Imagine, no service inviting women to have a smeer test. No letters following by a phonecall if you don’t turn up. No serious public policy delivering one of medicine’s greatest achievements. Cervical cancer is so preventible. It costs more to treat women after they get it than it would cost to have such a service. Imagine having to lobby for it in this day and age in Ireland.
What has been going on in this country? Don’t people learn anything from UK experience? Don’t women want to live? Don’t men want their mothers & wives to survive? Is an Irish woman’s life not worth it?
Irish women should be ashamed of themselves. How have they tolerated such a disgrace? How have they allowed public policy to be so blind? Do they have a death wish?
Irish men are disgraceful. Do they not value their women as mates, as lovers, as mothers, as human beings? Do they not value all the free ironing? The free cooking, the dusting? The tax relief?
I want to prick the whole fucking lot of them.
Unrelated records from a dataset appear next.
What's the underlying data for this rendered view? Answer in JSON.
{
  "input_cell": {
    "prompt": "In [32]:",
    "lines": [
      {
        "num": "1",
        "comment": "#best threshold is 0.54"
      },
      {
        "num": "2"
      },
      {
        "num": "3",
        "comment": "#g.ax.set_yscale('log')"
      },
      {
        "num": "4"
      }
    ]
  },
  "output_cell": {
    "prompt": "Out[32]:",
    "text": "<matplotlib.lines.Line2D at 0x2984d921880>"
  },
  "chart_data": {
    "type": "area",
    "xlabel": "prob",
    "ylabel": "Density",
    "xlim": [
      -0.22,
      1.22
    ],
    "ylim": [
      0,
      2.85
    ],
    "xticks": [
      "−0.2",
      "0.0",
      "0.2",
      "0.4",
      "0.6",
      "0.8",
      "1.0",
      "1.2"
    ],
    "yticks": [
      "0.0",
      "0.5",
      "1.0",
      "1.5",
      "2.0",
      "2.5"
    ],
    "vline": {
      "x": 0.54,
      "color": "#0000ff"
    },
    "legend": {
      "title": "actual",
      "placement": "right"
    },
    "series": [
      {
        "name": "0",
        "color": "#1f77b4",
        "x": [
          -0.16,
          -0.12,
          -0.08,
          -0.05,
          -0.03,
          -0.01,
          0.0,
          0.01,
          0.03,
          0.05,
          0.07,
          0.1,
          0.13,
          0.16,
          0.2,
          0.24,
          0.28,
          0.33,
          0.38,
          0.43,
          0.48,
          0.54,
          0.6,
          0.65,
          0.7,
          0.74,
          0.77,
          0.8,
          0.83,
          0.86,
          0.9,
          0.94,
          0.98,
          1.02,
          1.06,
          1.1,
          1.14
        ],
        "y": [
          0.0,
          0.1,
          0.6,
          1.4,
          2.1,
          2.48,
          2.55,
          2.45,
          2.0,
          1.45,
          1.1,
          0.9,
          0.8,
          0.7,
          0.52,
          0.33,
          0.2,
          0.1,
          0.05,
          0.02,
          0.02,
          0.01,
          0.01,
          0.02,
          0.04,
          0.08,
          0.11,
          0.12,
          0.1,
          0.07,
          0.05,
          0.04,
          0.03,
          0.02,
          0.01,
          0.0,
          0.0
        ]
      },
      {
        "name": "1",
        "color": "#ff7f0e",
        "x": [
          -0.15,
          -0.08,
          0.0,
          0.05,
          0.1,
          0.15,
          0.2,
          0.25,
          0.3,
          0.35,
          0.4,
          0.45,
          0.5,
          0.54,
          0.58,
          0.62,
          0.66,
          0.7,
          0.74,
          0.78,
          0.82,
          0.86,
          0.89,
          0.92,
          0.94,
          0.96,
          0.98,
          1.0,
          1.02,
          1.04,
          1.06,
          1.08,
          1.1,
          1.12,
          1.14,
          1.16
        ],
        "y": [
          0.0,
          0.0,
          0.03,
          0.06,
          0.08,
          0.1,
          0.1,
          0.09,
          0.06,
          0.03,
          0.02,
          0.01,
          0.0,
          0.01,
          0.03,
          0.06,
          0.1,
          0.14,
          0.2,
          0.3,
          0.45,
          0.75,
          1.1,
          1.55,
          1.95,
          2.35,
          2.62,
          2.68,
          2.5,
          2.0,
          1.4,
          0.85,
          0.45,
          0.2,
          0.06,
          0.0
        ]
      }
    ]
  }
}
All you out there thinking of moving back to Ireland, or moving here for a better quality of life, be sure to factor this in: women’s lives here are cheap. It might have something to do with the fact that they are so easily reproduced. What does it matter that we lose a few hundred here or there; they are only women after all. They are only the ones that tend to live longest, that tend to look after the elderly. All that women’s work, we need to get on with real business, don’t we?
I heard John Mc Cormack rail against the fact that the Irish Cancer Society hadn’t been able to get Mary Harney to commit to a date for the service to begin. Look at the Society’s website. It’s horrific.
All that rubbish about Ireland being a ‘christian’ country, a humane place: it all a smokescreen for illness.
There has been a deep-seated illness at the heart of Ireland. Its symptoms include young women dying needlessly.
I suppose I could not talk like this in polite company. They can ban magic mushrooms overnight (rightly so, I think) but when it comes to serious stuff, impotence abounds. Do they talk about this over dinner at all?
A plague on all their houses. What have I brought my daughter back to?
If you feel I am being ‘unfair’, let me know. Otherwise do something about it.
Che gelida manina, from La Boheme, sung by himself is calming me. Hopefully it won’t dull my ire.